In the mid-1980s, Jonah got a series in which he was thrown forward in time to a post-apocalyptic future. The last book in that series, from 1987, had him seeing his own stuffed corpse and taking comfort that one day he would find his way home. I'm in the camp that thinks that series was a misstep--Jonah belongs in the Old West and doesn't really work as a character outside of it. Though the few stories I've read from that series were all good, they never felt completely right. (And its only fair to concede that I haven't read more than a couple of issues from the futuristic series, so my opinion should be taken with a grain of salt.)

But, if you look back at "The Last Bounty Hunter" with the knowledge that Jonah had been in the future, it adds an interesting slant to it. It means when the circus owner tried to hire Jonah and showed him the sharpshooter outfit, Jonah would have recognized it as the suit his stuffed corpse was dressed in. Makes you wonder exactly what was going through his mind at that moment and adds poignancy  to the moment.

Next week, we'll return to the Hulk and find out what he finally does about having a girlfriend who has been turned into glass.

Monday, August 18, 2014

Cover Cavalcade



Jonah Hex got knocked out a lot.

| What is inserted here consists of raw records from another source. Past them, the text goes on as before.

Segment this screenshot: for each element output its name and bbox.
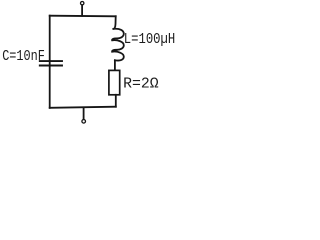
wire (bottom terminal stub) xyxy=(83,107,85,119)
svg-text:R=2Ω: R=2Ω xyxy=(123,77,159,93)
wire (top horizontal) xyxy=(50,15,116,18)
svg-text:L=100µH: L=100µH xyxy=(124,32,175,48)
wire (left branch, through capacitor) xyxy=(49,16,51,108)
wire (right branch, top wire to inductor) xyxy=(113,16,115,29)
wire (bottom horizontal) xyxy=(50,107,116,108)
wire (top terminal stub) xyxy=(81,5,83,16)
terminal T2 (bottom, open circle) xyxy=(82,120,86,124)
capacitor C1 top plate xyxy=(40,60,62,62)
svg-text:C=10nF: C=10nF xyxy=(2,49,45,65)
terminal T1 (top, open circle) xyxy=(81,2,84,5)
wire (resistor to bottom wire) xyxy=(115,95,117,107)
inductor L1 (3-loop coil) xyxy=(112,29,124,61)
capacitor C1 bottom plate xyxy=(40,65,62,67)
resistor R1 (box) xyxy=(109,70,120,94)
wire (inductor to resistor) xyxy=(114,60,116,70)
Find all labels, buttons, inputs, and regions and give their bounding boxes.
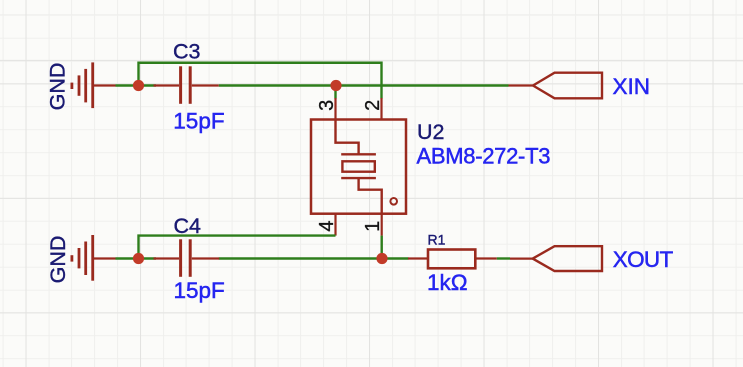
crystal element inside U2 [336, 120, 382, 214]
capacitor C4 [154, 239, 220, 276]
wire GND to junction (bottom row) [116, 257, 140, 259]
svg-text:XIN: XIN [613, 74, 651, 99]
junction node (C3 / pin3 / XIN, top) [330, 80, 341, 91]
ground GND (bottom) [72, 235, 116, 281]
wire C4 right to junction at pin 1 [219, 257, 382, 259]
port XOUT [510, 258, 533, 260]
svg-text:XOUT: XOUT [613, 247, 674, 272]
pin 3 of U2 [334, 98, 336, 120]
svg-text:15pF: 15pF [174, 278, 225, 303]
svg-text:C4: C4 [174, 214, 202, 238]
wire junction to C4 left lead [138, 257, 157, 259]
wire R1 to XOUT port [497, 257, 510, 259]
svg-text:ABM8-272-T3: ABM8-272-T3 [417, 143, 551, 168]
wire junction to XIN port [336, 84, 509, 86]
wire junction to R1 [382, 257, 409, 259]
svg-text:GND: GND [46, 236, 70, 284]
pin 2 of U2 [380, 98, 382, 120]
svg-text:1kΩ: 1kΩ [427, 270, 468, 295]
wire pin3 junction down to pin 3 [334, 86, 336, 99]
ground GND (top) [72, 62, 116, 108]
svg-text:U2: U2 [417, 120, 444, 144]
resistor R1 [408, 250, 497, 269]
svg-text:2: 2 [362, 100, 384, 111]
capacitor C3 [154, 66, 219, 104]
junction node (GND / C4 / loop, bottom) [133, 253, 144, 264]
wire GND to junction (top row) [116, 84, 140, 86]
wire bottom loop: junction up, across to pin 4 [139, 236, 336, 259]
pin 1 of U2 [381, 214, 383, 236]
port XIN [509, 84, 534, 86]
junction node (GND / C3 / loop, top) [133, 80, 144, 91]
wire C3 right to junction at pin 3 [219, 84, 336, 86]
svg-text:1: 1 [362, 221, 384, 232]
svg-text:4: 4 [316, 220, 338, 231]
svg-text:C3: C3 [173, 40, 201, 64]
svg-text:15pF: 15pF [173, 109, 224, 134]
wire top loop: junction up, across, down to pin 2 [139, 63, 382, 99]
pin 1 indicator dot [390, 198, 397, 205]
svg-text:3: 3 [316, 100, 338, 111]
wire junction to C3 left lead [138, 84, 157, 86]
pin 4 of U2 [334, 214, 336, 236]
junction node (C4 / pin1 / R1, bottom) [376, 253, 387, 264]
wire pin 1 down to junction [381, 236, 383, 259]
crystal U2 body [311, 120, 406, 214]
svg-text:GND: GND [46, 63, 70, 111]
svg-text:R1: R1 [428, 231, 446, 247]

Maybe that's why he was always so grouchy.

Wednesday, December 18, 2013

A Bounty Hunter's Best Friend

Jonah Hex, the hideously scarred bounty hunter, first appeared in All-Star Weird Western #11 (March 1972). Writer John Albano and artist Tony DeZuniga obviously had Spaghetti Westerns in mind when they created the character. In fact, as I said in another post, if a Jonah Hex movie had been made in the 1970s, Clint Eastwood is the only actor who would have been right for the part.

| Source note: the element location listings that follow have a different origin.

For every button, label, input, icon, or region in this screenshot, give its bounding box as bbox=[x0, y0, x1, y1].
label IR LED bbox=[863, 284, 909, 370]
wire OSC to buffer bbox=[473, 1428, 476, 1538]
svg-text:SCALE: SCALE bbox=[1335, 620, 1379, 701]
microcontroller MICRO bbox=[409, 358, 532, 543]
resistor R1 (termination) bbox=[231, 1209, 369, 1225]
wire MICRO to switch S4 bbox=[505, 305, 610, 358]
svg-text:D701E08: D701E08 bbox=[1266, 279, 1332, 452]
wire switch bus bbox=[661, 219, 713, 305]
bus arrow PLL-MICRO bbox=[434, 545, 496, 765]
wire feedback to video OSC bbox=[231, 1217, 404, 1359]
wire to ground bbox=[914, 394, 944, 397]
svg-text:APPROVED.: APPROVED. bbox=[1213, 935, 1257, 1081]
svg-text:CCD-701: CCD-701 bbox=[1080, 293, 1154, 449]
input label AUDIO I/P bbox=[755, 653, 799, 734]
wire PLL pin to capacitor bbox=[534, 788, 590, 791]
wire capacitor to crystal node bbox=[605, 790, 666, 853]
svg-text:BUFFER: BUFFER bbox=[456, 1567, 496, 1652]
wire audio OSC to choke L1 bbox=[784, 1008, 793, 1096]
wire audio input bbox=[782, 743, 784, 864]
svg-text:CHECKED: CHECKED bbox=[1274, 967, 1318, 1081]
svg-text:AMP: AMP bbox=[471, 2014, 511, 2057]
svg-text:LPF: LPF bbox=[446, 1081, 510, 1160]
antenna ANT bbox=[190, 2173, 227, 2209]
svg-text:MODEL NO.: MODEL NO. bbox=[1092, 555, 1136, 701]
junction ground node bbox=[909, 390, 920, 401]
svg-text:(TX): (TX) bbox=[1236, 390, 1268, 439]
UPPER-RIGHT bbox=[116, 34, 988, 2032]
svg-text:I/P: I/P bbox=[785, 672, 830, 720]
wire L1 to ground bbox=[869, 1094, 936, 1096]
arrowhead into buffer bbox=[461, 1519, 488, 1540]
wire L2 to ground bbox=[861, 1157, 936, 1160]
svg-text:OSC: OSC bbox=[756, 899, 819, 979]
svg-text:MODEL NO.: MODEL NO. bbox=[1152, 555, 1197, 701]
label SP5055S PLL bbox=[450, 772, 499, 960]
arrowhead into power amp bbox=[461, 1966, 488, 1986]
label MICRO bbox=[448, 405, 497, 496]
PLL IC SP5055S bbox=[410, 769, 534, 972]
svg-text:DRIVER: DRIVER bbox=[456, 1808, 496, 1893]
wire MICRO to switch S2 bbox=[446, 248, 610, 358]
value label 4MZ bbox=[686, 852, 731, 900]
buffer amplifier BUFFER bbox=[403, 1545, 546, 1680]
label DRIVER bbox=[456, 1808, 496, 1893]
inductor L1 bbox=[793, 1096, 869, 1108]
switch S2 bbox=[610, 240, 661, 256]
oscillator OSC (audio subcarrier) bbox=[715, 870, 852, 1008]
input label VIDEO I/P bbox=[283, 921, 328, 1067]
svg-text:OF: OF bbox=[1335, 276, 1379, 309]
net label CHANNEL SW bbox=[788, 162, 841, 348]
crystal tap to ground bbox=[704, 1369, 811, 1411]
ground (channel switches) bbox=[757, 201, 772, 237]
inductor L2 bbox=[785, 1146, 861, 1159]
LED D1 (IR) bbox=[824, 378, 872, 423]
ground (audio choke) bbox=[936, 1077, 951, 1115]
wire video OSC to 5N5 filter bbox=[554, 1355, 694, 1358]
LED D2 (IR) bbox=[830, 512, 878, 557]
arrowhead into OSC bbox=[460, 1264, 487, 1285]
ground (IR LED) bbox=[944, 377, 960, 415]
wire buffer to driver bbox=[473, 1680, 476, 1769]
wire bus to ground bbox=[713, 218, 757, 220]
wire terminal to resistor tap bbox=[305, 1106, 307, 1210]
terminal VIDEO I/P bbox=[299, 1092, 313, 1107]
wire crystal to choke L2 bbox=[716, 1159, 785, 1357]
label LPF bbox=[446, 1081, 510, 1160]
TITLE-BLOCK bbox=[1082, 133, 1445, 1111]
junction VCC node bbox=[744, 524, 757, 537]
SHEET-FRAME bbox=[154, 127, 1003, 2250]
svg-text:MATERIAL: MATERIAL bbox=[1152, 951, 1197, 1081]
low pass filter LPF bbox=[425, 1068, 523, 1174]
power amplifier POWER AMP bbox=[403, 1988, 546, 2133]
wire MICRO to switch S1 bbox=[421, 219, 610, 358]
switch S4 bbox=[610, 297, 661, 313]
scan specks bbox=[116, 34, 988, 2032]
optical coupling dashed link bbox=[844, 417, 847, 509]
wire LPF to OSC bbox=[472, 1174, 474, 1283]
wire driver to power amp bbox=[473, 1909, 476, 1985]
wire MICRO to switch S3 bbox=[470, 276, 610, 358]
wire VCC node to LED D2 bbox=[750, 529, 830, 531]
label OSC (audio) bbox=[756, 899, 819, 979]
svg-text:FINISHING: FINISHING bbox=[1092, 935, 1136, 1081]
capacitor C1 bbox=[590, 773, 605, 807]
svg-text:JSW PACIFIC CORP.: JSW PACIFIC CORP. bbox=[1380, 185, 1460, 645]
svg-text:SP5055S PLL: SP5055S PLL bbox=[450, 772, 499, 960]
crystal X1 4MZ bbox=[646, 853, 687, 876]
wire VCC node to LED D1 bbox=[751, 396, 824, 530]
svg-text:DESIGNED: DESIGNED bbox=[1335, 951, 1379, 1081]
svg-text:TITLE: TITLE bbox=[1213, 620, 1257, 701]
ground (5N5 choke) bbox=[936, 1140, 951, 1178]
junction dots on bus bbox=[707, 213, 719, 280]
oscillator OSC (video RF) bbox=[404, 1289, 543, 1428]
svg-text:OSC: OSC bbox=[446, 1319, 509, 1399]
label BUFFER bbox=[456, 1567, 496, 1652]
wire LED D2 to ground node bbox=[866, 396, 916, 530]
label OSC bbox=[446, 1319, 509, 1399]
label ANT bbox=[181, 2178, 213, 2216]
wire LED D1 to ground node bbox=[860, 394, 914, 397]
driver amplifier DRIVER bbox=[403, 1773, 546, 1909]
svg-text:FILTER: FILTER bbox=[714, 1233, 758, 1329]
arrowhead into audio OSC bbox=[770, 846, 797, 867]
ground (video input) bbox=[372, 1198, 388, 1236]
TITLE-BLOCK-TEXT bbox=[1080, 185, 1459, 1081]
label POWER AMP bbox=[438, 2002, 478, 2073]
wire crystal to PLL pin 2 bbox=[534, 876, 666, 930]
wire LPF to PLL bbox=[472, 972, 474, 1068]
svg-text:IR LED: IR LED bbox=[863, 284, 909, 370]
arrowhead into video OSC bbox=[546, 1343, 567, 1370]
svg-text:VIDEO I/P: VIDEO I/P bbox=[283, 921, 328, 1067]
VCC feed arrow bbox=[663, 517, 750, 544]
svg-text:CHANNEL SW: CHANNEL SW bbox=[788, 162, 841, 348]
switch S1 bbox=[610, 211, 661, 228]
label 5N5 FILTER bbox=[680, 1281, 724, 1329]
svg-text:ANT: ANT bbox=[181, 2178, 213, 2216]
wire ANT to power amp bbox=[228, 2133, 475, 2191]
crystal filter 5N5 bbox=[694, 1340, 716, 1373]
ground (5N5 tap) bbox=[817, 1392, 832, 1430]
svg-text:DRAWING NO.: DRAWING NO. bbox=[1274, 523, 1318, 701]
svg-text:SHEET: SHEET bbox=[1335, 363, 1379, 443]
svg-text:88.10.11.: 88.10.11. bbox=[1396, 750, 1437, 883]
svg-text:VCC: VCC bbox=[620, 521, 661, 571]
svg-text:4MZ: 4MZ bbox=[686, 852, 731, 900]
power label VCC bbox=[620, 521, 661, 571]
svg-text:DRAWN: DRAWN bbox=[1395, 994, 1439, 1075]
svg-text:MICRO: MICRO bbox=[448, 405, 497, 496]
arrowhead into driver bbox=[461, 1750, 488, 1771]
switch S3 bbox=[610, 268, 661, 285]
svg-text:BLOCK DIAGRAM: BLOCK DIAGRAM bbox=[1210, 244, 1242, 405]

Jonah introduced a more raw and brutal Western hero into the comic book genre. Hex was still kind-of, sort-of a good guy--he hunted legitimate crooks and he would help the innocent (though he'd often be ill-tempered about the necessity of doing so). But he did have a brutal streak--perhaps most noted in his tendency to bring his own personal brand of justice down on the heads of evil-doers.


All-Star Weird Western become Weird Western Tales beginning with the 12th issue. Jonah acquired a pet in that issue--a timber wolf named Iron Jaws. This is fortunate, because in Weird Western Tales #14, Iron Jaws saves his life twice in the course of a 12 page story.

The tale begins with Iron Jaws killing a rattler, but getting bit in the process. Hex takes the wolf to the nearest town and insists the local doctor treat him.

But he's recognized by the two outlaw brothers of a guy Hex once killed. They slug him and take him into the desert, leaving him strung out under the hot sun to die. Only another appearance by Iron Jaws, who uses the last of his waning strength to follow, saves Jonah's life. The wolf dies just as he finishes chewing through the ropes.



Hex holds the two outlaws responsible. When he tracks them down, he kills one and leaves the other to die an appropriately horrible death.



The original Jonah Hex stories were short, sharp tales with a lot of emotional bite mixed in with the overt violence. Jonah is one of those characters that is interesting to think about. As portrayed by writers such as Albano and Michael Fleisher, he's without question Made of Awesome--he's the death penalty personified and those who fall before him clearly deserve it.

On the other hand, his personal sense of justice leads him to do some pretty brutal things--such as allowing a rabies-infected man to die alone in the wilderness as vengeance for the death of an animal. The heck with all that due process and fair trail nonsense.

If Jonah existed in real life, he wouldn't be all that admirable. But perhaps that's one of the functions that fiction serves--we can get a more immediate and visceral sense that criminals are being properly punished than we do in real life. In reality, vigilante justice does not work out that well, but in a fictional universe, where the writer can make sure the bad guy really has it coming, we tend to be more accepting of it. And, since most of us are sane enough to know the difference between real and pretend, this might not such a bad thing.

I certainly know the difference between real and pretend. Jonah Hex, sadly, is pretend. Not at all like Two-Gun Kid and Phantom Rider. Those guys were real, of course.